しかも、昴の話となれば、聞き逃したくなかった。
「昴、今いくつに見える?」
「え、同い年でしょ? 16歳」
「見た目はね」
そこで、珠洲は一度唇を噛んだ。
ほんの一瞬だけ、迷うような色が浮かぶ。
「……でも、本当は違う」
「え?」
「昴は八罪管理局の局長。しかも、ずっとずっと珠洲達が生まれる前から」
乙葉は、言葉を失った。
「……え?」
「初代局長のときから、一緒にいた。みんな言ってる。99年とか、2000年とか、そのへん。よくわかんないけど。昴はずっとあのまま。老いてない」
頭が追いつかない。
今の年号と、珠洲の言葉と、昴の姿が、ばらばらに浮かんでは弾けていく。
「ちょ、ちょっと待って。だって、それじゃあ……」
「昴の体は老いないんだって。乙女の秘密って言ってるけど」
乙葉の手が、ココアの紙コップを強く握りしめる。
ぺこりと、変形する。
「でも珠洲は、昴と同じ時間を生きられる。深化を極めれば肉体の成長を止められる。どう? 羨ましい?」
乙葉の胸に、複雑な感情が渦を巻く。
だが言い終えた後、珠洲の肩がびくりと震えた。
「……あ」
ようやく、自分が何を口にしたのか理解したらしい。
顔から血の気が引いていくのが、見て取れた。
「……い、今の、なし」
「いや、なしにはできないよね?」
「忘れて」
「無理だよね?」
「昴に言ったら、殺される……」
珠洲はブランケットを頭からかぶって、ちいさく丸くなった。
「珠洲、今、昴の一番大事な秘密、絶対言うなって」
声がどんどん掠れていく。
いつもの落ち着いた珠洲の姿は、どこにもない。
乙葉は、そんな珠洲をしばらく見つめてから、そっと手を伸ばした。
ちいさな体を、ぎゅっと抱きしめる。
「……え?」
「大丈夫だよ」
乙葉は、できるだけ穏やかな声で言った。
「昴には、言わない。

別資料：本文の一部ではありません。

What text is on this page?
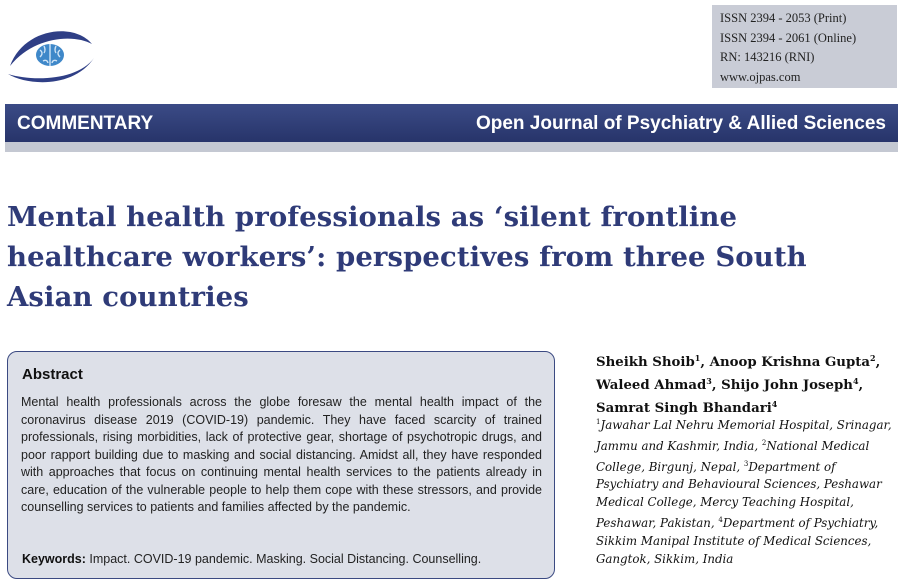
ISSN 2394 - 2053 (Print)
ISSN 2394 - 2061 (Online)
RN: 143216 (RNI)
www.ojpas.com
COMMENTARY	Open Journal of Psychiatry & Allied Sciences
Mental health professionals as ‘silent frontline healthcare workers’: perspectives from three South Asian countries
Abstract

Mental health professionals across the globe foresaw the mental health impact of the coronavirus disease 2019 (COVID-19) pandemic. They have faced scarcity of trained professionals, rising morbidities, lack of protective gear, shortage of psychotropic drugs, and poor rapport building due to masking and social distancing. Amidst all, they have responded with approaches that focus on continuing mental health services to the patients already in care, education of the vulnerable people to help them cope with these stressors, and provide counselling services to patients and families affected by the pandemic.

Keywords: Impact. COVID-19 pandemic. Masking. Social Distancing. Counselling.

Sheikh Shoib$^1$, Anoop Krishna Gupta$^2$,
Waleed Ahmad$^3$, Shijo John Joseph$^4$,
Samrat Singh Bhandari$^4$

$^1$Jawahar Lal Nehru Memorial Hospital, Srinagar, Jammu and Kashmir, India, $^2$National Medical College, Birgunj, Nepal, $^3$Department of Psychiatry and Behavioural Sciences, Peshawar Medical College, Mercy Teaching Hospital, Peshawar, Pakistan, $^4$Department of Psychiatry, Sikkim Manipal Institute of Medical Sciences, Gangtok, Sikkim, India
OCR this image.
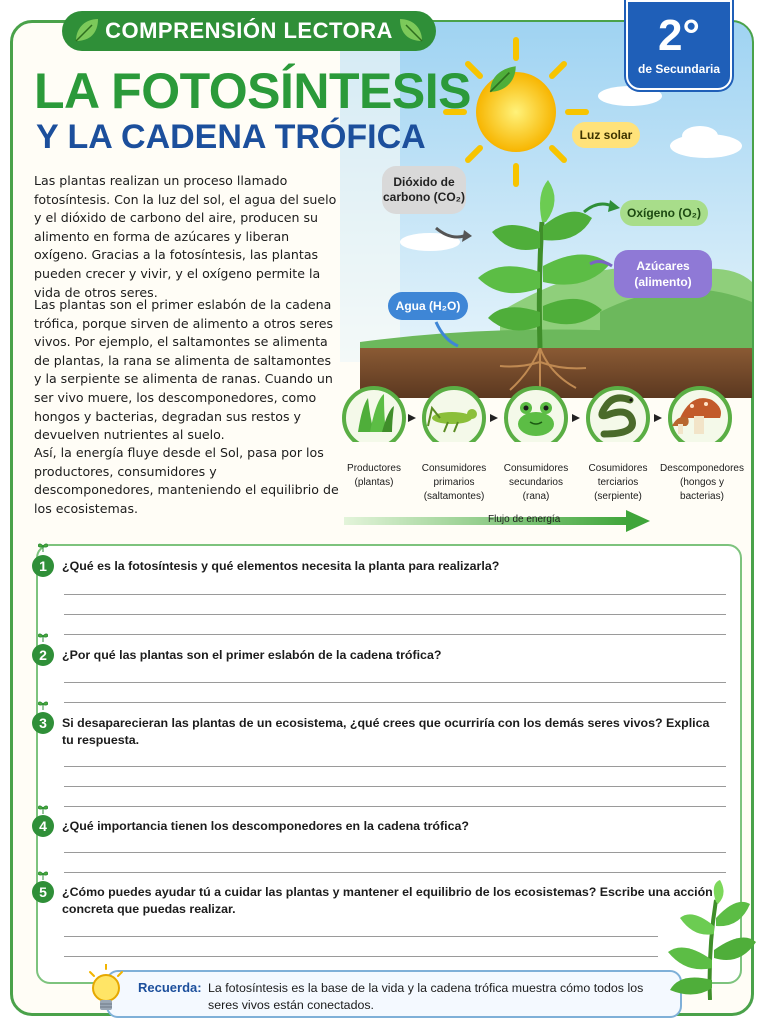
COMPRENSIÓN LECTORA	2°
de Secundaria
LA FOTOSÍNTESIS
Y LA CADENA TRÓFICA

Las plantas realizan un proceso llamado fotosíntesis. Con la luz del sol, el agua del suelo y el dióxido de carbono del aire, producen su alimento en forma de azúcares y liberan oxígeno. Gracias a la fotosíntesis, las plantas pueden crecer y vivir, y el oxígeno permite la vida de otros seres.

Las plantas son el primer eslabón de la cadena trófica, porque sirven de alimento a otros seres vivos. Por ejemplo, el saltamontes se alimenta de plantas, la rana se alimenta de saltamontes y la serpiente se alimenta de ranas. Cuando un ser vivo muere, los descomponedores, como hongos y bacterias, degradan sus restos y devuelven nutrientes al suelo.

Así, la energía fluye desde el Sol, pasa por los productores, consumidores y descomponedores, manteniendo el equilibrio de los ecosistemas.

Luz solar
Dióxido de
carbono (CO₂)
Oxígeno (O₂)
Azúcares
(alimento)
Agua (H₂O)
Productores
(plantas)
Consumidores
primarios
(saltamontes)
Consumidores
secundarios
(rana)
Cosumidores
terciarios
(serpiente)
Descomponedores
(hongos y
bacterias)
Flujo de energía
1	¿Qué es la fotosíntesis y qué elementos necesita la planta para realizarla?
2	¿Por qué las plantas son el primer eslabón de la cadena trófica?
3	Si desaparecieran las plantas de un ecosistema, ¿qué crees que ocurriría con los demás seres vivos? Explica tu respuesta.
4	¿Qué importancia tienen los descomponedores en la cadena trófica?
5	¿Cómo puedes ayudar tú a cuidar las plantas y mantener el equilibrio de los ecosistemas? Escribe una acción concreta que puedas realizar.
Recuerda: La fotosíntesis es la base de la vida y la cadena trófica muestra cómo todos los seres vivos están conectados.
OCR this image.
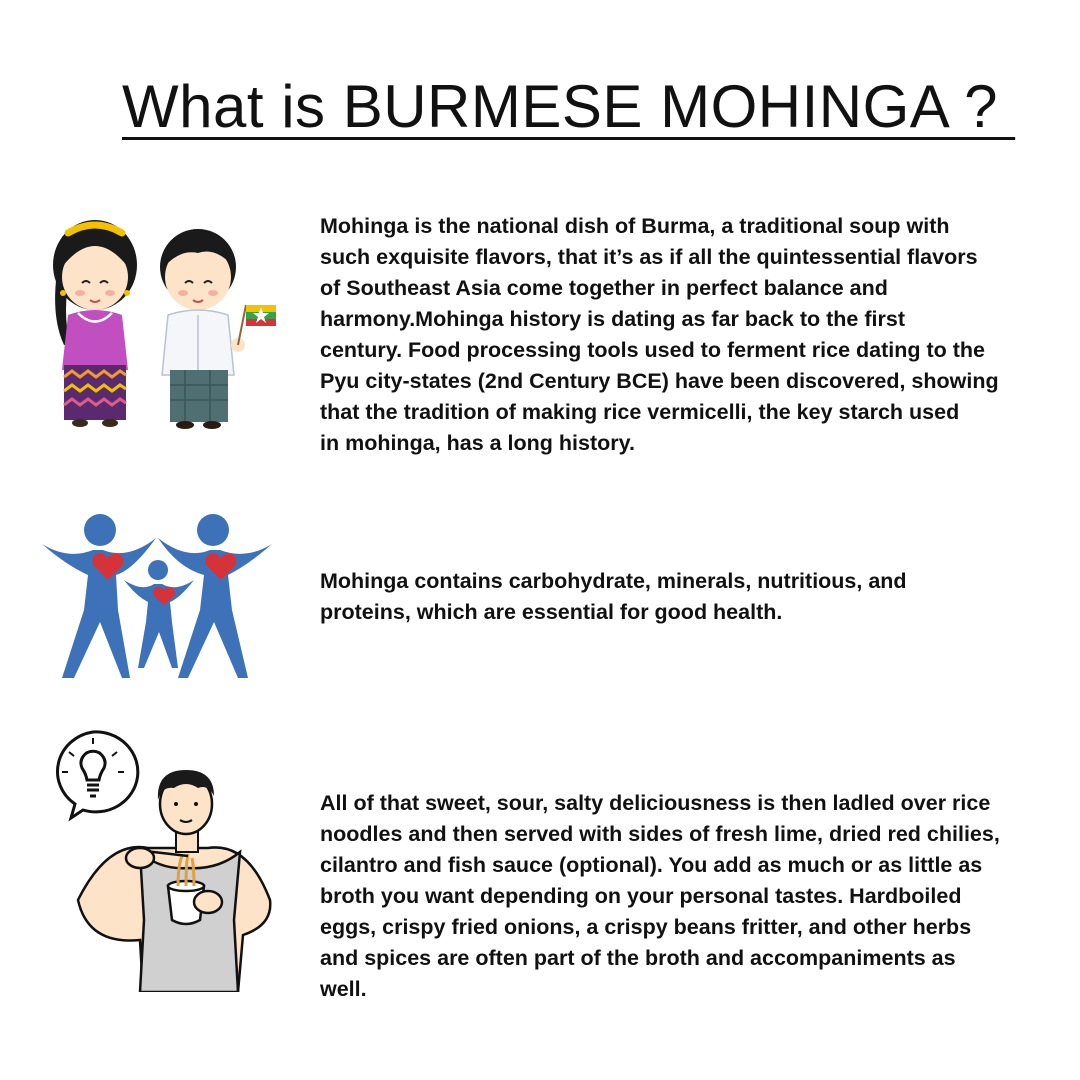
What is BURMESE MOHINGA ?

Mohinga is the national dish of Burma, a traditional soup with
such exquisite flavors, that it’s as if all the quintessential flavors
of Southeast Asia come together in perfect balance and
harmony.Mohinga history is dating as far back to the first
century. Food processing tools used to ferment rice dating to the
Pyu city-states (2nd Century BCE) have been discovered, showing
that the tradition of making rice vermicelli, the key starch used
in mohinga, has a long history.

Mohinga contains carbohydrate, minerals, nutritious, and
proteins, which are essential for good health.

All of that sweet, sour, salty deliciousness is then ladled over rice
noodles and then served with sides of fresh lime, dried red chilies,
cilantro and fish sauce (optional). You add as much or as little as
broth you want depending on your personal tastes. Hardboiled
eggs, crispy fried onions, a crispy beans fritter, and other herbs
and spices are often part of the broth and accompaniments as
well.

今のことも、秘密にしとく」
「……でも」
「それに――」
少しだけ、言葉を選ぶ。
「羨ましくなんかないよ? 私は私なりの方法で同じ時間を生きられるようにすれば良いだけだから」
「……」
「昴が老いないでずっといるなら、私も昴と永遠にご飯食べたいもん。珠洲ちゃんも仲間に入れてあげようか?」
乙葉は、ニヤリと笑いながら珠洲の体を抱き寄せる腕に、少しだけ力を込めた。
「それに人を好きになるのに時間は必要ないんじゃない?」
「どう言うこと」
「昴が珠洲ちゃんじゃなくて、私を好きになるかもしれないでしょ?」
乙葉は昴が好き。それは揺るがない。
「もしかしたら2人とも好きになっちゃうかもね。私はそれでも良いよ珠洲ちゃん可愛いし」
珠洲は、しばらく黙っていた。
乙葉の胸に額を押しつけたまま、じっと何かを噛みしめているようだった。
やがて、小さな声が落ちてくる。
「……やっぱり、嫌いになれない」
「え?」
「乙葉、ずるい。優しいし、美味しいもの作るし、珠洲のことも見てくれる。嫌いになれたら、楽なのに」
「ふふ……ごめん?」
「謝らないで」
珠洲は、そう言って、乙葉のパジャマの裾をぎゅっと掴んだ。
「……私が先だから」
「うん」
「1番は、譲らないから」
「うん」
「でも……2番は、あげてもいい」
「順番で譲るんだ……」
思わず笑ってしまった。
それでも、その2番が、乙葉にはたまらなく愛おしかった。
でも――。
「ごめんね1番は私だから、2番をあげるね」
「……負けない。後昴には正直に話す。」
「分かった。珠洲ちゃんは良い子だから、嘘つけないもんね」
乙葉は、ベッドの上で眠りにつく直前微睡みながら考えていた。
人生を何周したって、自分は昴を好きになる。だから不老如きで嫌いになったりしない。
乙葉は、そう思いながら静かに目を閉じた。
それに、能力次第で同じ時を生きることができる可能性がある。
それがどうしようもなく、嬉しかった。